The recent advances in Vision Transformer (ViT) have demonstrated its impressive performance in image classification, which makes it a promising alternative to Convolutional Neural Network (CNN). Unlike CNNs, ViT represents an input image as a sequence of image patches. The patch-wise input image representation makes the following question interesting: How does ViT perform when individual input image patches are perturbed with natural corruptions or adversarial perturbations, compared to CNNs?
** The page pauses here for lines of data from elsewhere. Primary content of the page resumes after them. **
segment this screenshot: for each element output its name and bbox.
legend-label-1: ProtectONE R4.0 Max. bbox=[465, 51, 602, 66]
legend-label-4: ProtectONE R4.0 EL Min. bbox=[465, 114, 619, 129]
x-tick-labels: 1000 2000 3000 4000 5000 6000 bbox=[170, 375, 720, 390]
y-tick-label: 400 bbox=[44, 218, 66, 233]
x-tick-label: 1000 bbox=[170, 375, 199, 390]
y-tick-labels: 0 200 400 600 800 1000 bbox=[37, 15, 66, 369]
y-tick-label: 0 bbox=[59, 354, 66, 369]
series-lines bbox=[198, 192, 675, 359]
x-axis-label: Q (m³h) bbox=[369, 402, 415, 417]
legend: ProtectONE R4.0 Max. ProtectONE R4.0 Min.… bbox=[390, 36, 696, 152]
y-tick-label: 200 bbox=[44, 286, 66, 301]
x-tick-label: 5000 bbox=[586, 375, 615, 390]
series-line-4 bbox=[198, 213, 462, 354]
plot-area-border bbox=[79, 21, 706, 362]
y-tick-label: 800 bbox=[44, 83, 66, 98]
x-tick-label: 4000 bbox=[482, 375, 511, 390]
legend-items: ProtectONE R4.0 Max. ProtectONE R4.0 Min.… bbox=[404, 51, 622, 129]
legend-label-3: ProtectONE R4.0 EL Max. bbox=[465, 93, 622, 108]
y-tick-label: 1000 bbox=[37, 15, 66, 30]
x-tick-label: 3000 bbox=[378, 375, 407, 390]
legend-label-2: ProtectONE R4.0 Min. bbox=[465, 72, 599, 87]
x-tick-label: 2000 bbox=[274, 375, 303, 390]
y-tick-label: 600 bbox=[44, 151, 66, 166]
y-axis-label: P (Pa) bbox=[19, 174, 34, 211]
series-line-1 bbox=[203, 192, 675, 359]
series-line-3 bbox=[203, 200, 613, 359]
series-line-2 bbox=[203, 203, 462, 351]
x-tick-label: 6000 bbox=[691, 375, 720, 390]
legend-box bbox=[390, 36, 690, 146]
In this work, we study the robustness of vision transformers to patch-wise perturbations. Surprisingly, we find that vision transformers are more robust to naturally corrupted patches than CNNs, whereas they are more vulnerable to adversarial patches. Furthermore, we conduct extensive qualitative and quantitative experiments to understand the robustness to patch perturbations. We have revealed that ViT's stronger robustness to natural corrupted patches and higher vulnerability against adversarial patches are both caused by the attention mechanism. Specifically, the attention model can help improve the robustness of vision transformers by effectively ignoring natural corrupted patches. However, when vision transformers are attacked by an adversary, the attention mechanism can be easily fooled to focus more on the adversarially perturbed patches and cause a mistake.

该论文基于自然污染和对抗攻击的影响，研究了视觉变压器（ViT）和卷积神经网络（CNN）在图像分类中的表现，发现ViTs对自然污染更具鲁棒性，但易受对抗性攻击，然后提出了一种简单的基于温度缩放的方法来提高ViT对对抗性攻击的鲁棒性。

Vision Transformer对补丁扰动具有鲁棒性吗？